An observer AI took the body of a secondary character used by Shiroe before the apocalypse. She is a level 90 Summoner half-Alv. Her sub-class is "vampire", giving her special buffs at night but rendering her weak to exposure to direct sunlight.

=== Harvesters ===
The Harvesters are described as creatures of slightly lesser intelligence than observers that were artificially created on the Moon using the bodies of monsters with powerful combat capabilities. Their primary objective is to harvest empathions in the form of magic points and will do so by attacking adventurers with extreme prejudice. They all possess the Genius title.

- Lasphere (ラスフィア, Rasufia)
The Genius of necromancy. Kanami and her party encountered this creature on the Chinese server as they made their way to the Japanese server, Yamato. She was defeated by Leonardo after he used his superior speed to overwhelm her.
- Paps (パプス, Papus)
The Genius of healing. This creature was with Lasphere when they encountered Kanami and her party. It seemed to possess a lot of information about the true nature of the world.
- Camaysar (カマイサル, Kamaisaru)
The Genius of marriage. This creature wandered into the city of Akiba after its protective barrier was disabled by Kinjou and Lenessia. It posed as a Person of the Land and began seducing girls around the city. However, it was defeated when it crossed paths with the Brigade of the West Wind.
- Bagris (バグリス, Bagurisu)
The Genius of measures. Another creature who infiltrated Akiba after the barrier was disabled. It posed as a Lander who was able to appraise ores and minerals and conned adventurers into paying huge sums of money for worthless materials by changing the quantities of their weight, length and value. In his true form, he is able to manipulate the quantities of distance, speed, skill damage and even targets.
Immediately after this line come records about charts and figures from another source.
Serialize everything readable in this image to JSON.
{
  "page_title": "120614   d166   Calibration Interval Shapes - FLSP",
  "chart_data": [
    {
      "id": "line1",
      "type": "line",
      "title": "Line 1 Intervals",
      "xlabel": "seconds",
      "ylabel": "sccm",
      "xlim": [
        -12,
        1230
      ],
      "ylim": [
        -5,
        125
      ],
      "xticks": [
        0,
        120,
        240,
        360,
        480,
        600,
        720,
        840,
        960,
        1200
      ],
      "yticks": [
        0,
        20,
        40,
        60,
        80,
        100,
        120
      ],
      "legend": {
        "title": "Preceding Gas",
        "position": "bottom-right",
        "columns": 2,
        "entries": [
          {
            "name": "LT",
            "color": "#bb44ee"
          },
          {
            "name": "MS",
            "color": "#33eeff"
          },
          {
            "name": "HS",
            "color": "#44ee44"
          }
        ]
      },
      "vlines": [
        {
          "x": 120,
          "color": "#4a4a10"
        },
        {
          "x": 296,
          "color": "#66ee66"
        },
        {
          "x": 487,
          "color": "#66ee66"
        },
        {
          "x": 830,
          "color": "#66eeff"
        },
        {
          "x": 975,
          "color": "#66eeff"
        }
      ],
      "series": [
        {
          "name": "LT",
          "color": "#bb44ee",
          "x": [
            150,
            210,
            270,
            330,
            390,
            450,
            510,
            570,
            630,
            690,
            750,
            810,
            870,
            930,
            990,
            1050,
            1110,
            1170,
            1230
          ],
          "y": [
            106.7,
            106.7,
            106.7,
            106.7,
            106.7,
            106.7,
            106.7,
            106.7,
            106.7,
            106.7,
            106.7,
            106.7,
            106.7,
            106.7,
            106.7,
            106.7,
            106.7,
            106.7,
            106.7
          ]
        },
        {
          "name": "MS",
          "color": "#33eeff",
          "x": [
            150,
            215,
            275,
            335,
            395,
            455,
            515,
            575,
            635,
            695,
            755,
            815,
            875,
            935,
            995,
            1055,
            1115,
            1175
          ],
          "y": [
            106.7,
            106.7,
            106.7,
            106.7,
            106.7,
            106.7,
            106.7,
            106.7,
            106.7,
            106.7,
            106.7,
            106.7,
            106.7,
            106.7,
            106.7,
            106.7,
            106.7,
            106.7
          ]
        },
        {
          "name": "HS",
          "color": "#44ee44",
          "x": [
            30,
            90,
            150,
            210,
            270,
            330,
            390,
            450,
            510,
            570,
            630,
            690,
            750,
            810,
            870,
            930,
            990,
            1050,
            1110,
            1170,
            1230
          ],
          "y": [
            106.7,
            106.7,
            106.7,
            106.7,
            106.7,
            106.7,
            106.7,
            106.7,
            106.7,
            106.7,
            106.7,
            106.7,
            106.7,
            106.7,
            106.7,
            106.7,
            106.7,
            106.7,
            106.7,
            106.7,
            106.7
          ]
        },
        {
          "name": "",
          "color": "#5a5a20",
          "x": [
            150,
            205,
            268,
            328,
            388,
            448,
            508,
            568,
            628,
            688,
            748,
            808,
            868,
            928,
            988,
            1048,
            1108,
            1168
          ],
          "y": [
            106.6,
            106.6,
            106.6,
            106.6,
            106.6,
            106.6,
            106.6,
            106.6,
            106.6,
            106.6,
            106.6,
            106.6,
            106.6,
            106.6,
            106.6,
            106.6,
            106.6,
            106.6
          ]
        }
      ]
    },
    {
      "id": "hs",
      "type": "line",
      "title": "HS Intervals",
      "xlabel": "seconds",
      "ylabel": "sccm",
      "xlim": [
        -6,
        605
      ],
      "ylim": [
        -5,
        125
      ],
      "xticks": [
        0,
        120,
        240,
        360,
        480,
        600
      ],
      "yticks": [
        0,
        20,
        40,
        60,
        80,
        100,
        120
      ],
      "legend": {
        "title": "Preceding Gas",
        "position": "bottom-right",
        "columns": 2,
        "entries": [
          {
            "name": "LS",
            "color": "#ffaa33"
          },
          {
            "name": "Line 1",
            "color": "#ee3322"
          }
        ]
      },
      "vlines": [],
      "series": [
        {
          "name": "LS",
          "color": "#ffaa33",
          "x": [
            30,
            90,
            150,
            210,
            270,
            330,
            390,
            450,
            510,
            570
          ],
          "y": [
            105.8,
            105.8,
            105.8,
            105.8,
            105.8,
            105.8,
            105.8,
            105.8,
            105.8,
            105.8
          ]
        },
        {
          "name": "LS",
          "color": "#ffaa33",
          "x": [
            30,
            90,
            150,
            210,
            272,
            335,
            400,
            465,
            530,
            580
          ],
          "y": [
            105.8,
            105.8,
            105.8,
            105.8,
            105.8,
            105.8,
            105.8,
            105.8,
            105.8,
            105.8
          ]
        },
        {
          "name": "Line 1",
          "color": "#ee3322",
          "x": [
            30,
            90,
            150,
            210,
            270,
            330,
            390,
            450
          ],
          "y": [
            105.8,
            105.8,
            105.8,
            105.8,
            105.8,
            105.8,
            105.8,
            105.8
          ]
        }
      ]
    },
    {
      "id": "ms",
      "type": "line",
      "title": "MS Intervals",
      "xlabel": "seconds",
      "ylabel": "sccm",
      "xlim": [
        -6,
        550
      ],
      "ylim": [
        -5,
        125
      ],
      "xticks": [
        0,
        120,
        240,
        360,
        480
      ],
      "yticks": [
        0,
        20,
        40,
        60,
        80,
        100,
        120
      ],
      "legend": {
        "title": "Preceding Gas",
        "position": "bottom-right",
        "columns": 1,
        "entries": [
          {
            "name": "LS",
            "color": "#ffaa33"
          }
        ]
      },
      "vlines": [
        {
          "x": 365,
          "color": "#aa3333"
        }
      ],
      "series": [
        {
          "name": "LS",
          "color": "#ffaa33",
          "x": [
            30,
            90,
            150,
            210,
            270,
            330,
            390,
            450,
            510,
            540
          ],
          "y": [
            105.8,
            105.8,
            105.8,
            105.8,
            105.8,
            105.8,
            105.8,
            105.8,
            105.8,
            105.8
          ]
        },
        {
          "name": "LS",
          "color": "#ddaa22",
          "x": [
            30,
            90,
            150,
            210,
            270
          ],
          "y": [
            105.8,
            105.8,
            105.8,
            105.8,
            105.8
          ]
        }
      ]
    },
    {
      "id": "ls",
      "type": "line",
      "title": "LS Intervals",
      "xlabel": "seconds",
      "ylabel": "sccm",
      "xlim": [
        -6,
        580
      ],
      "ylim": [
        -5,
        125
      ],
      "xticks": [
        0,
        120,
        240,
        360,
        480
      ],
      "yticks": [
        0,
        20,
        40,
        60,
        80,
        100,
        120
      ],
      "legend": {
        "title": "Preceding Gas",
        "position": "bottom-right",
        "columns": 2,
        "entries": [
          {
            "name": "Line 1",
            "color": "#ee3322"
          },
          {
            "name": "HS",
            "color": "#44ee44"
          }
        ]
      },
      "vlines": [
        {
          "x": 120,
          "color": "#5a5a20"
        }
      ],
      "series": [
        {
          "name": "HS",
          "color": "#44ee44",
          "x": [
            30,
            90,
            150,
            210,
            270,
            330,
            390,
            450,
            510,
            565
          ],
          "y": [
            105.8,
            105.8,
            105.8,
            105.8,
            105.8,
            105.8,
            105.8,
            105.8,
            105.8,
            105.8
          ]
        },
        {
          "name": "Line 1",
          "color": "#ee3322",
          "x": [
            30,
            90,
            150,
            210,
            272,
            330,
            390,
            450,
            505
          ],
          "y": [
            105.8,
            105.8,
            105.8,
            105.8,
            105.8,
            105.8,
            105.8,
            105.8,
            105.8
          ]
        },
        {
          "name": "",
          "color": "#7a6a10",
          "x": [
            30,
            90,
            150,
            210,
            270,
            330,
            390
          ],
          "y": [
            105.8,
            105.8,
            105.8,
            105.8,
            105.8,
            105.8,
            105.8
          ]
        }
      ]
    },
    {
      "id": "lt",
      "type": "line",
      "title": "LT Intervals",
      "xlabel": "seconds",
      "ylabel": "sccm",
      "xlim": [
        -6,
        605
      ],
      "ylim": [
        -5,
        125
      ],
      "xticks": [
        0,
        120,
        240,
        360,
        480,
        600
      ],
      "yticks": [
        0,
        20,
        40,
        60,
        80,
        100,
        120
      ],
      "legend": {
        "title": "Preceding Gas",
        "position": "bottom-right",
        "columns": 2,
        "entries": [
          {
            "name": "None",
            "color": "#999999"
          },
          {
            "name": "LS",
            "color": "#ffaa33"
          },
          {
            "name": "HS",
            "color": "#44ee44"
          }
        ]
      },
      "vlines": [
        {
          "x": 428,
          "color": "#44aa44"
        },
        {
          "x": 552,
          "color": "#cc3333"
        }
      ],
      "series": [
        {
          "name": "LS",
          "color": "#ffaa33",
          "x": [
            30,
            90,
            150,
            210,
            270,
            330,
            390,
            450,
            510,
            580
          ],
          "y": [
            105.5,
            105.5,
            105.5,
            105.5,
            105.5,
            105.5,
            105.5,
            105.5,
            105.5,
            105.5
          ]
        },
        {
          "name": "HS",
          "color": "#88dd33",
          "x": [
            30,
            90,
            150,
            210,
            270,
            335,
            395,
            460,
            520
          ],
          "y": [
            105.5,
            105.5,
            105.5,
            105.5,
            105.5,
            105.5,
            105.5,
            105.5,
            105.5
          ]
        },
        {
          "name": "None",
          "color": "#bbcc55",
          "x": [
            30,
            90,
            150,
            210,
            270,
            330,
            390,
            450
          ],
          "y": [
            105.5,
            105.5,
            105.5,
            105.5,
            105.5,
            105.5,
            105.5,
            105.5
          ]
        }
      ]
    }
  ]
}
This posed an enormous disadvantage to the half-raid team led by Michitaka and almost resulted in their defeat. However, with the help of the Kunie Clan, Roderic was able to create a weapon called the Source Vessel which was able to nullify Bagris' abilities using a similar power and allowed the team to defeat him.
- Zahun (ザフン, Zafun)
The Genius of scandal. The Nyanko Tavern guild faced this monster when it infiltrated Akiba and then reported it to Shiroe.
- Sislau (シスラウ, Shisurau)
The Genius of poison. The Nyanko Tavern guild encountered this monster before the Scale Festival took place. It had the ability to poison its victims.
- Taliktan (タリクタン, Tarikutan)
The Genius of summoning. Based in Shibuya, this monster was responsible for summoning swarms of Eternal Moth monsters from the Moon which attacked the main player cities in order to harvest empathions. It changes from its original form, which has the appearance of an old man, into two other forms depending on its health level. It was the only boss in the Calling Fortress raid and was ultimately taken down by the raiding party led by Shiroe.